The bill proposes new streaming royalties, which would be paid into an Artist Compensation Royalty Fund, which would ensure that artists receive at least one cent per stream. It is a direct payment from streaming services to artists, without any middlemen.

The new royalties would be funded through a 10% levy on streaming platforms’ non-subscription revenues and an additional subscription fee.

The law “suggests that the current system is not working for artists,” Pelly says.

Holter, who works with UMAW, is optimistic about the bill, suggesting that “if streaming services are going to raise prices anyway,” this is an opportunity to make sure artists — and not just major label artists — are compensated fairly, without fundamentally altering how the system currently works.

“I think this will benefit everyone,” he says, “including streaming services.”

Earlier this year, Hellman did not comment on the act, but stressed that the easiest way to get a penny per play is to get people to play less music.

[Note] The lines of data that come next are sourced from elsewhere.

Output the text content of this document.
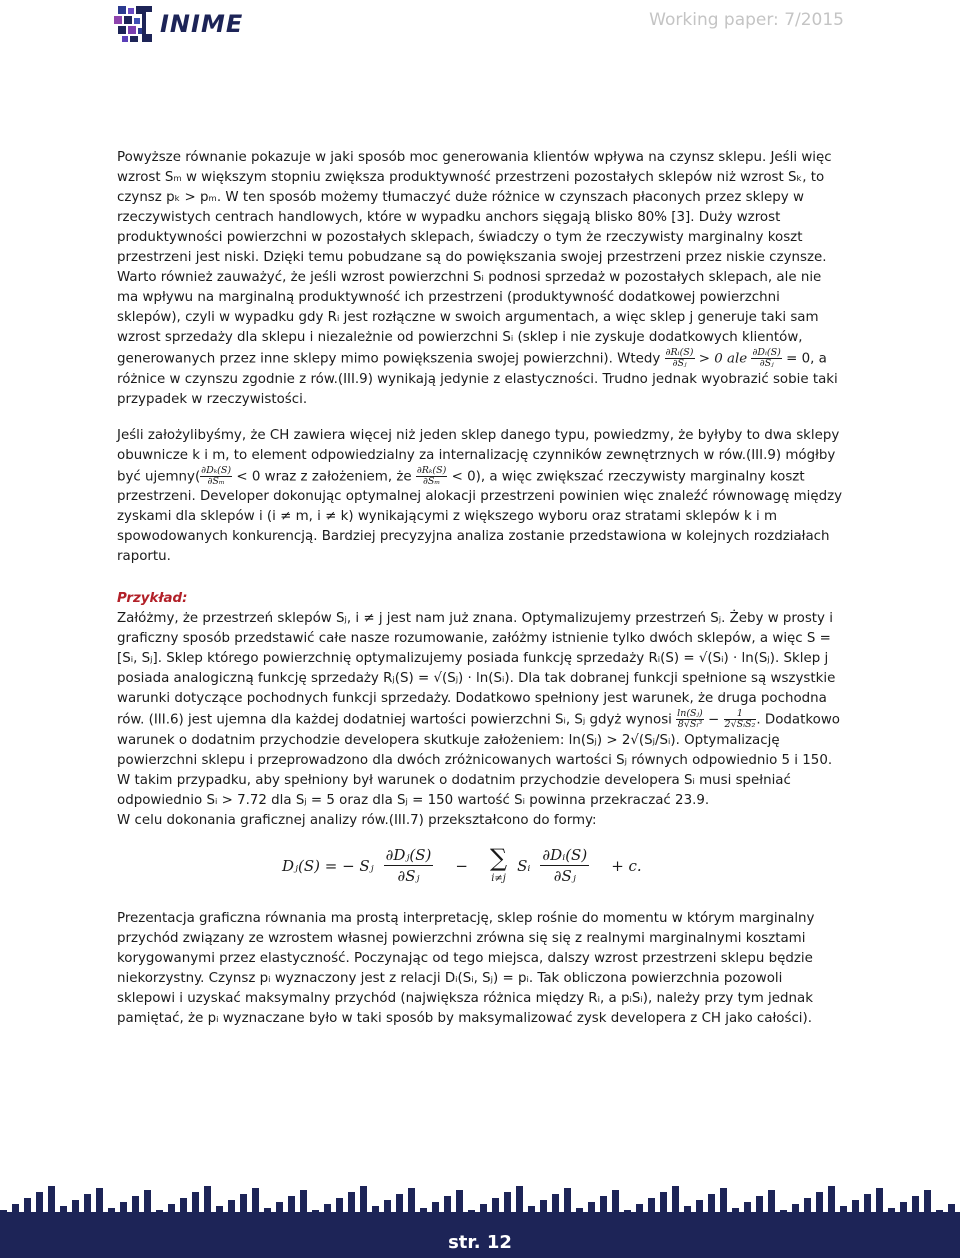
INIME	Working paper: 7/2015

Powyższe równanie pokazuje w jaki sposób moc generowania klientów wpływa na czynsz sklepu. Jeśli więc wzrost Sₘ w większym stopniu zwiększa produktywność przestrzeni pozostałych sklepów niż wzrost Sₖ, to czynsz pₖ > pₘ. W ten sposób możemy tłumaczyć duże różnice w czynszach płaconych przez sklepy w rzeczywistych centrach handlowych, które w wypadku anchors sięgają blisko 80% [3]. Duży wzrost produktywności powierzchni w pozostałych sklepach, świadczy o tym że rzeczywisty marginalny koszt przestrzeni jest niski. Dzięki temu pobudzane są do powiększania swojej przestrzeni przez niskie czynsze.

Warto również zauważyć, że jeśli wzrost powierzchni Sᵢ podnosi sprzedaż w pozostałych sklepach, ale nie ma wpływu na marginalną produktywność ich przestrzeni (produktywność dodatkowej powierzchni sklepów), czyli w wypadku gdy Rᵢ jest rozłączne w swoich argumentach, a więc sklep j generuje taki sam wzrost sprzedaży dla sklepu i niezależnie od powierzchni Sᵢ (sklep i nie zyskuje dodatkowych klientów, generowanych przez inne sklepy mimo powiększenia swojej powierzchni). Wtedy $\frac{\text{∂Rᵢ(S)}}{\text{∂Sⱼ}} > 0$ ale $\frac{\text{∂Dᵢ(S)}}{\text{∂Sⱼ}} = 0$, a różnice w czynszu zgodnie z rów.(III.9) wynikają jedynie z elastyczności. Trudno jednak wyobrazić sobie taki przypadek w rzeczywistości.

Jeśli założylibyśmy, że CH zawiera więcej niż jeden sklep danego typu, powiedzmy, że byłyby to dwa sklepy obuwnicze k i m, to element odpowiedzialny za internalizację czynników zewnętrznych w rów.(III.9) mógłby być ujemny( $\frac{\text{∂Dₖ(S)}}{\text{∂Sₘ}} < 0$ wraz z założeniem, że $\frac{\text{∂Rₖ(S)}}{\text{∂Sₘ}} < 0$), a więc zwiększać rzeczywisty marginalny koszt przestrzeni. Developer dokonując optymalnej alokacji przestrzeni powinien więc znaleźć równowagę między zyskami dla sklepów i (i ≠ m, i ≠ k) wynikającymi z większego wyboru oraz stratami sklepów k i m spowodowanych konkurencją. Bardziej precyzyjna analiza zostanie przedstawiona w kolejnych rozdziałach raportu.

Przykład:

Załóżmy, że przestrzeń sklepów Sⱼ, i ≠ j jest nam już znana. Optymalizujemy przestrzeń Sⱼ. Żeby w prosty i graficzny sposób przedstawić całe nasze rozumowanie, załóżmy istnienie tylko dwóch sklepów, a więc S = [Sᵢ, Sⱼ]. Sklep którego powierzchnię optymalizujemy posiada funkcję sprzedaży Rᵢ(S) = √(Sᵢ) · ln(Sⱼ). Sklep j posiada analogiczną funkcję sprzedaży Rⱼ(S) = √(Sⱼ) · ln(Sᵢ). Dla tak dobranej funkcji spełnione są wszystkie warunki dotyczące pochodnych funkcji sprzedaży. Dodatkowo spełniony jest warunek, że druga pochodna rów. (III.6) jest ujemna dla każdej dodatniej wartości powierzchni Sᵢ, Sⱼ gdyż wynosi $\frac{\text{ln(Sⱼ)}}{\text{8√Sᵢ³}} - \frac{1}{\text{2√SᵢS₂}}$ . Dodatkowo warunek o dodatnim przychodzie developera skutkuje założeniem: ln(Sⱼ) > 2√(Sⱼ/Sᵢ). Optymalizację powierzchni sklepu i przeprowadzono dla dwóch zróżnicowanych wartości Sⱼ równych odpowiednio 5 i 150. W takim przypadku, aby spełniony był warunek o dodatnim przychodzie developera Sᵢ musi spełniać odpowiednio Sᵢ > 7.72 dla Sⱼ = 5 oraz dla Sⱼ = 150 wartość Sᵢ powinna przekraczać 23.9.

W celu dokonania graficznej analizy rów.(III.7) przekształcono do formy:

Dⱼ(S) = − Sⱼ $\frac{\text{∂Dⱼ(S)}}{\text{∂Sⱼ}}$ − ∑
i≠j
Sᵢ $\frac{\text{∂Dᵢ(S)}}{\text{∂Sⱼ}} + c$.

Prezentacja graficzna równania ma prostą interpretację, sklep rośnie do momentu w którym marginalny przychód związany ze wzrostem własnej powierzchni zrówna się się z realnymi marginalnymi kosztami korygowanymi przez elastyczność. Poczynając od tego miejsca, dalszy wzrost przestrzeni sklepu będzie niekorzystny. Czynsz pᵢ wyznaczony jest z relacji Dᵢ(Sᵢ, Sⱼ) = pᵢ. Tak obliczona powierzchnia pozowoli sklepowi i uzyskać maksymalny przychód (największa różnica między Rᵢ, a pᵢSᵢ), należy przy tym jednak pamiętać, że pᵢ wyznaczane było w taki sposób by maksymalizować zysk developera z CH jako całości).

str. 12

“I think obsessing over what ‘average revenue versus total streams’ is really distracting us from what we’re trying to do as an industry, which is get more people to pay more money for music so we can pay artists and rights holders,” he says.

“Spotify has every incentive to maximize revenue because we get to share 30% of it. And that’s why we’ve been raising prices,” he says.

“We’ll continue to raise prices as much as we can. That’s going to maximize revenue. But if you raise prices too much or restrict value too much, you’re going to drive people away from the subscription, back to less productive behaviors like piracy. And I don’t think anyone wants that kind of thing to happen.”